Entrapment is a defense. The defendant has the burden of proving this defense by a preponderance of the evidence. This is a different standard from proof beyond a reasonable doubt. To meet this burden, the defendant must prove that it is more likely than not that (he/she) was entrapped.
A person is entrapped if a law enforcement officer [or (his/her) agent] engaged in conduct that would cause a normally law-abiding person to commit the crime.
Some examples of entrapment might include conduct like badgering, persuasion by flattery or coaxing, repeated and insistent requests, or an appeal to friendship or sympathy.
Another example of entrapment would be conduct that would make commission of the crime unusually attractive to a normally law-abiding person.
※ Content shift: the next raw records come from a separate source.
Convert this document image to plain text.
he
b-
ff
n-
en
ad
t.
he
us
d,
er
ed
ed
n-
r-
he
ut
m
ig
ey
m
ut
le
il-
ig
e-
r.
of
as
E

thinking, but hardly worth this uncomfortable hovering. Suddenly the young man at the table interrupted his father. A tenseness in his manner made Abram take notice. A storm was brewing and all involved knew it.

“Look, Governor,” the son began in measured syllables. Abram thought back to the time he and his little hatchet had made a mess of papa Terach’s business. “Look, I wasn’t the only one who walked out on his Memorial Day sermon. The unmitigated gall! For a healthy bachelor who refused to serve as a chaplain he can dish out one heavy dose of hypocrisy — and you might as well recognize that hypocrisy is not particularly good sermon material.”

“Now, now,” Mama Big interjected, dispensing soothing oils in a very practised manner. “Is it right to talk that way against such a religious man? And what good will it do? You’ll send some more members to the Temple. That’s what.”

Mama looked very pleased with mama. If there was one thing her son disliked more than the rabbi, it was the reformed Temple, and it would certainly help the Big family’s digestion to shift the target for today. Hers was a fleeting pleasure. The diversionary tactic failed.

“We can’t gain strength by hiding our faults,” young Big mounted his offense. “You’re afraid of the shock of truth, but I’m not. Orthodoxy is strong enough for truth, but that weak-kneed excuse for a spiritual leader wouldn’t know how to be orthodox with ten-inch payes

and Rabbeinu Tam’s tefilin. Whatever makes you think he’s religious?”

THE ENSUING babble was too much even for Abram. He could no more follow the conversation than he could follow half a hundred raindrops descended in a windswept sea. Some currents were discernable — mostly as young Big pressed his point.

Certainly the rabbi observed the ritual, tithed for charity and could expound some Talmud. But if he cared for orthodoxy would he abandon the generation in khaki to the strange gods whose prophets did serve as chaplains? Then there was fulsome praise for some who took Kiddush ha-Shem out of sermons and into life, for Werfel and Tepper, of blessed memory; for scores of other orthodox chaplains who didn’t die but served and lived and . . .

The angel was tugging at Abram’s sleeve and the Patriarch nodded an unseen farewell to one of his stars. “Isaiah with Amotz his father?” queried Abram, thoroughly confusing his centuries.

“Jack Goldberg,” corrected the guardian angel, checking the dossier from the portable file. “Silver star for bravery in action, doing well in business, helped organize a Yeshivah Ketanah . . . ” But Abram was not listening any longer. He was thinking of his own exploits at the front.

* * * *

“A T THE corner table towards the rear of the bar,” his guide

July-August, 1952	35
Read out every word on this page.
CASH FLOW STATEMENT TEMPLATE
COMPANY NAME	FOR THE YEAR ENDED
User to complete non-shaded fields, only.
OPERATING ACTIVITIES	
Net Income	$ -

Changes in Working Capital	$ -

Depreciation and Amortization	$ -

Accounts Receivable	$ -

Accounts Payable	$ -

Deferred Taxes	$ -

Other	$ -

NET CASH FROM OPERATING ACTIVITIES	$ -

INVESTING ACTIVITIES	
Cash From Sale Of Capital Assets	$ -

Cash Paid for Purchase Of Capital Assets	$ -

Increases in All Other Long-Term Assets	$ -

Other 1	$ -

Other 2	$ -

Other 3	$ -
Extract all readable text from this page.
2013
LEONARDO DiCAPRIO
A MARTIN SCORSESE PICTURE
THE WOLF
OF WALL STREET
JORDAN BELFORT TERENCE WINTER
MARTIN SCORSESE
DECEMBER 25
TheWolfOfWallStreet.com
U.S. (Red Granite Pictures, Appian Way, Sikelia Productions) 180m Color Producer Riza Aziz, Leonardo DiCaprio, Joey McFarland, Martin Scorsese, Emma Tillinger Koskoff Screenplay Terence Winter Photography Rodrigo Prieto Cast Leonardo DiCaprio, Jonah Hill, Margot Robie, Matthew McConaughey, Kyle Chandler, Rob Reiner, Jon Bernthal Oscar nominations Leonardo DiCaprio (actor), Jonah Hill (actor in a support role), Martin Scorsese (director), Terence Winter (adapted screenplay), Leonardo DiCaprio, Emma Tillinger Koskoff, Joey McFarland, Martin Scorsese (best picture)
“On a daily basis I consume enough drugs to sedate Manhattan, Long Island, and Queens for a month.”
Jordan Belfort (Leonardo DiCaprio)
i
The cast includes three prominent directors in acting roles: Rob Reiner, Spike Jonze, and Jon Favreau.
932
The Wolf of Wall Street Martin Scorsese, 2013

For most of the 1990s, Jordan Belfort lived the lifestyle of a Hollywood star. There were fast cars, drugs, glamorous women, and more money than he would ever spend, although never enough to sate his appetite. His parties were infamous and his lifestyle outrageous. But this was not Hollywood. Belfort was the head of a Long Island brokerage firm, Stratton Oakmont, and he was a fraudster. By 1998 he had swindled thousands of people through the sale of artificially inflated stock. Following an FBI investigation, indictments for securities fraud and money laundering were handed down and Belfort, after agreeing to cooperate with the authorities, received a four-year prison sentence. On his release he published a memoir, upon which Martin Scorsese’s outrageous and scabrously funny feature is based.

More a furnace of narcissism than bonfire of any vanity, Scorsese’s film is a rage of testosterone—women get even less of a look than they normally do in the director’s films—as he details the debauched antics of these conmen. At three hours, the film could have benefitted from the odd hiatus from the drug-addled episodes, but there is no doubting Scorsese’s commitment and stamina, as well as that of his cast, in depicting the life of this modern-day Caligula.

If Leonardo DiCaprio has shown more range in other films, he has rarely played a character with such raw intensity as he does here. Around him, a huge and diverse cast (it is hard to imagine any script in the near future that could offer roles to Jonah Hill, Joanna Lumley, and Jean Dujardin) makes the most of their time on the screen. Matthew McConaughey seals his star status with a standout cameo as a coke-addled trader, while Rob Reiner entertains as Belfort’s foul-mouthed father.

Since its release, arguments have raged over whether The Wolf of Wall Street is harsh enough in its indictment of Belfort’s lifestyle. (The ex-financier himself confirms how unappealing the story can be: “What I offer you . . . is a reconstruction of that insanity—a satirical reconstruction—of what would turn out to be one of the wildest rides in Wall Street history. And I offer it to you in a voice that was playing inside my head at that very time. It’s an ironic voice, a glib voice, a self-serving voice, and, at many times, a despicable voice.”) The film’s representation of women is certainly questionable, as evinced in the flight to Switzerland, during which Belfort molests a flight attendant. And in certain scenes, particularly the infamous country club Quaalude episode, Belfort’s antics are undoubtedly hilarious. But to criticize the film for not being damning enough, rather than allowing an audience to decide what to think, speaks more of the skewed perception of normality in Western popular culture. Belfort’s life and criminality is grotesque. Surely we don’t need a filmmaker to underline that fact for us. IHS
Such conduct might include a guarantee that the act is not illegal or that the offense would go undetected, an offer of extraordinary benefit, or other similar conduct.
If an officer [or (his/her) agent] simply gave the defendant an opportunity to commit the crime or merely tried to gain the defendant's confidence through reasonable and restrained steps, that conduct is not entrapment.
In evaluating this defense, you should focus primarily on the conduct of the officer. However, in deciding whether the officer's conduct was likely to cause a normally law-abiding person to commit this crime, also consider other relevant circumstances, including events that happened before the crime, the defendant's responses to the officer's urging, the seriousness of the crime, and how difficult it would have been for law enforcement officers to discover that the crime had been committed.
When deciding whether the defendant was entrapped, consider what a normally law-abiding person would have done in this situation. Do not consider the defendant's particular intentions or character, or whether the defendant had a predisposition to commit the crime.